Vigie Para Que Possa Ser Considerado Digno

Comentário sobre este artigo

O nosso mundo está a mudar tão rapidamente que é muito fácil perdermo-nos em detalhes e deixar de reparar nas grandes tendências. E isto levanta uma questão crucial: quais são as grandes tendências que devemos observar? Como separar o trigo do joio? E em que fonte podemos confiar para explicar estas tendências?

A maioria das pessoas passa a vida a ser atingida por um acontecimento após o outro, com pouca compreensão do panorama geral. Isto é compreensível, uma vez que poucos sabem onde procurar para descobrir para onde caminha o mundo. Historicamente, as Feiras Mundiais têm apresentado o futuro da tecnologia e os desenvolvimentos modernos, embora tenham sido um pouco ofuscadas pelas grandes convenções e feiras comerciais que se concentram em tecnologias ou assuntos específicos, como o Salão Automóvel de Detroit e a Feira de Eletrónica de Consumo de Las Vegas.

Um Desafio para a Humanidade

Deus, através das páginas da Bíblia, lança o seguinte desafio:

“Apresentem os vossos argumentos”, diz o Senhor. “Tragam as vossas fortes razões”, diz o Rei de Jacob. “Que elas nos mostrem o que acontecerá; que nos revelem as coisas passadas, como foram, para que as consideremos e saibamos o seu fim; ou declarem-nos as coisas que hão de vir. Mostrem-nos as coisas que hão de vir depois disso, para que saibamos que vocês são deuses; sim, façam o bem ou façam o mal, para que sejamos consternados e vejamos tudo juntos” (Isaías 41:21-23).

O desafio aprofunda-se ainda mais alguns capítulos depois. “Lembrai-vos das coisas passadas, das coisas antigas, porque Eu sou Deus, e não há outro; Eu sou Deus, e não há ninguém semelhante a Mim, que anuncio o fim desde o princípio, e desde a antiguidade as coisas que ainda não sucederam, dizendo: ‘O meu conselho permanecerá firme, e farei toda a minha vontade’” (Isaías 46:9-10).

Não seriam estas palavras mais do que a vanglória de um autor antigo a pretender falar em nome de Deus? Ou há algo mais nelas? Tais afirmações ousadas podem ser comprovadas? Existe um Deus vivo que pode e anuncia o fim desde o princípio? Ou serão as profecias bíblicas registadas há milhares de anos — e que se estão a cumprir enquanto lê isto — meros “palpites de sorte” de homens antigos? Não se pode negar que a humanidade demonstrou grande inteligência em certas realizações físicas — mas nenhuma das nossas obras se compara ao que Deus fez.

O Panorama Geral

Quando Deus desafia o homem a, na prática, mostrar ou calar-se — a declarar “o fim desde o princípio, e desde a antiguidade as coisas que ainda não sucederam” — Ele revela que não há qualquer disputa entre a criatura e o Criador. Quem, senão Deus, o nosso Criador, poderia ter previsto, há milhares de anos, as condições e os acontecimentos que vemos nos noticiários de hoje? Considere estes exemplos notáveis:

• Os Judeus nos últimos dias seriam uma força militar feroz, semelhante a um leão, que é melhor não provocar (Génesis 49:1, 9; Zacarias 12:6).

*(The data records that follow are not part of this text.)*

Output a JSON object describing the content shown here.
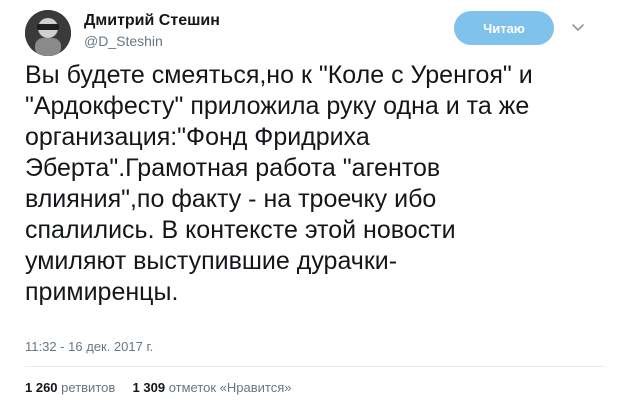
{
  "author": {
    "display_name": "Дмитрий Стешин",
    "handle": "@D_Steshin"
  },
  "follow_button": {
    "label": "Читаю"
  },
  "tweet": {
    "lines": [
      "Вы будете смеяться,но к \"Коле с Уренгоя\" и",
      "\"Ардокфесту\" приложила руку одна и та же",
      "организация:\"Фонд Фридриха",
      "Эберта\".Грамотная работа \"агентов",
      "влияния\",по факту - на троечку ибо",
      "спалились. В контексте этой новости",
      "умиляют выступившие дурачки-",
      "примиренцы."
    ],
    "timestamp": "11:32 - 16 дек. 2017 г."
  },
  "stats": {
    "retweets_count": "1 260",
    "retweets_label": "ретвитов",
    "likes_count": "1 309",
    "likes_label": "отметок «Нравится»"
  },
  "colors": {
    "follow_button_bg": "#7fc2ec",
    "secondary_text": "#657786",
    "primary_text": "#14171a"
  },
  "icons": {
    "avatar": "profile-photo",
    "more": "chevron-down-icon"
  }
}
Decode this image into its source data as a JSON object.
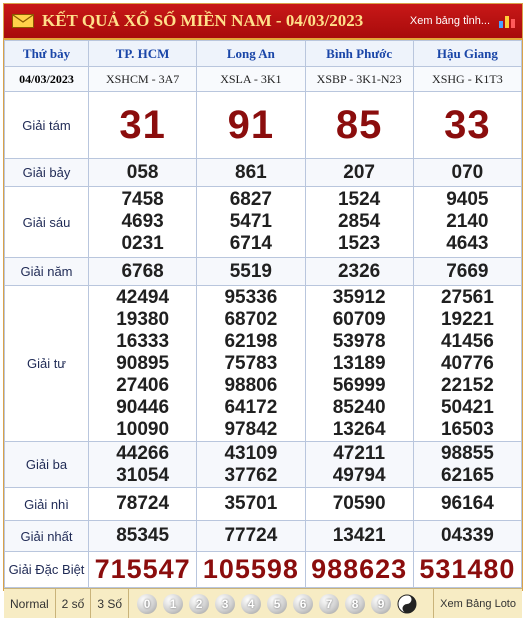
{
  "header": {
    "title": "KẾT QUẢ XỔ SỐ MIỀN NAM - 04/03/2023",
    "link": "Xem bảng tỉnh...",
    "colors": {
      "bar": "#b81212",
      "title_text": "#ffe08a",
      "prize_red": "#8b0d0d"
    }
  },
  "columns": {
    "weekday": "Thứ bảy",
    "date": "04/03/2023",
    "provinces": [
      "TP. HCM",
      "Long An",
      "Bình Phước",
      "Hậu Giang"
    ],
    "codes": [
      "XSHCM - 3A7",
      "XSLA - 3K1",
      "XSBP - 3K1-N23",
      "XSHG - K1T3"
    ]
  },
  "prizes": [
    {
      "label": "Giải tám",
      "values": [
        [
          "31"
        ],
        [
          "91"
        ],
        [
          "85"
        ],
        [
          "33"
        ]
      ]
    },
    {
      "label": "Giải bảy",
      "values": [
        [
          "058"
        ],
        [
          "861"
        ],
        [
          "207"
        ],
        [
          "070"
        ]
      ]
    },
    {
      "label": "Giải sáu",
      "values": [
        [
          "7458",
          "4693",
          "0231"
        ],
        [
          "6827",
          "5471",
          "6714"
        ],
        [
          "1524",
          "2854",
          "1523"
        ],
        [
          "9405",
          "2140",
          "4643"
        ]
      ]
    },
    {
      "label": "Giải năm",
      "values": [
        [
          "6768"
        ],
        [
          "5519"
        ],
        [
          "2326"
        ],
        [
          "7669"
        ]
      ]
    },
    {
      "label": "Giải tư",
      "values": [
        [
          "42494",
          "19380",
          "16333",
          "90895",
          "27406",
          "90446",
          "10090"
        ],
        [
          "95336",
          "68702",
          "62198",
          "75783",
          "98806",
          "64172",
          "97842"
        ],
        [
          "35912",
          "60709",
          "53978",
          "13189",
          "56999",
          "85240",
          "13264"
        ],
        [
          "27561",
          "19221",
          "41456",
          "40776",
          "22152",
          "50421",
          "16503"
        ]
      ]
    },
    {
      "label": "Giải ba",
      "values": [
        [
          "44266",
          "31054"
        ],
        [
          "43109",
          "37762"
        ],
        [
          "47211",
          "49794"
        ],
        [
          "98855",
          "62165"
        ]
      ]
    },
    {
      "label": "Giải nhì",
      "values": [
        [
          "78724"
        ],
        [
          "35701"
        ],
        [
          "70590"
        ],
        [
          "96164"
        ]
      ]
    },
    {
      "label": "Giải nhất",
      "values": [
        [
          "85345"
        ],
        [
          "77724"
        ],
        [
          "13421"
        ],
        [
          "04339"
        ]
      ]
    },
    {
      "label": "Giải Đặc Biệt",
      "values": [
        [
          "715547"
        ],
        [
          "105598"
        ],
        [
          "988623"
        ],
        [
          "531480"
        ]
      ]
    }
  ],
  "footer": {
    "modes": [
      "Normal",
      "2 số",
      "3 Số"
    ],
    "digits": [
      "0",
      "1",
      "2",
      "3",
      "4",
      "5",
      "6",
      "7",
      "8",
      "9"
    ],
    "loto_link": "Xem Bảng Loto"
  }
}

• Haveria uma explosão de transporte e conhecimento no tempo do fim (Daniel 12:4).

• Existiria um Estado Judaico a controlar Jerusalém, os Judeus em Jerusalém estariam cercados de inimigos por todos os lados, e Jerusalém seria uma cidade dividida (Zacarias 12; 14).

• Seria possível à humanidade destruir toda a vida do planeta Terra (Mateus 24:21-22).

• Teríamos a tecnologia para a comunicação instantânea em todo o mundo (Apocalipse 11:3, 7-11).

Não subestime a importância destas profecias! Recorde-se que não houve um Estado Judaico desde a queda de Jerusalém em 70 d.C. até 1948 — e os Judeus não controlaram toda Jerusalém até à Guerra dos Seis Dias, em 1967. Quem poderia imaginar que todas estas condições se alinhariam neste preciso momento? Embora houvesse um precursor ou “tipo” em relação aos Judeus em Jerusalém em 70 d.C., cada uma das profecias acima enumeradas afirma claramente que ocorrerá “nos últimos dias”, “no tempo do fim”, no “dia do SENHOR”, no tempo “da Tua [de Cristo] vinda” ou no “fim dos tempos” (Génesis 49:1; Daniel 12:4; Zacarias 14:1; Mateus 24:3).

Em Apocalipse 11, é-nos dito que duas testemunhas profetizarão durante três anos e meio no tempo do fim — pouco antes do regresso de Cristo — e o mundo inteiro ouvirá os seus avisos e juízos. Quando estas testemunhas forem finalmente mortas, o mundo inteiro se alegrará e enviará presentes uns aos outros. Sem os sistemas de comunicação que hoje possuímos, como poderia o mundo inteiro saber das suas mortes e ver os seus corpos em apenas três dias?

Para compreender plenamente o panorama geral do que foi profetizado, há dois locais principais a observar daqui para a frente: o Médio Oriente, com foco em Jerusalém, e a Europa, com foco na Alemanha. Existem outras tendências que vale a pena observar, mas este artigo irá focar-se nestas duas vitais. A Bíblia dá especial atenção ao Médio Oriente e à Europa, pelo que faríamos bem em prestar também atenção. As Escrituras dizem-nos para estarmos despertos, para vigiarmos, à medida que nos aproximamos do clímax da era (Mateus 24:42; 25:13; Marcos 13:35, 37).

Observe o Médio Oriente e Jerusalém

Já vimos que haveria (e agora há!) um Estado Judaico a controlar Jerusalém no final — e, como as Escrituras previram, trata-se de uma força militar verdadeiramente poderosa que é melhor não provocar. Isto tem sido verdade para o Estado Judaico desde a sua fundação em 1948. Vez após vez, quando os seus inimigos provocam o leão, este despedaça-os. Mas não é assim que vai acabar.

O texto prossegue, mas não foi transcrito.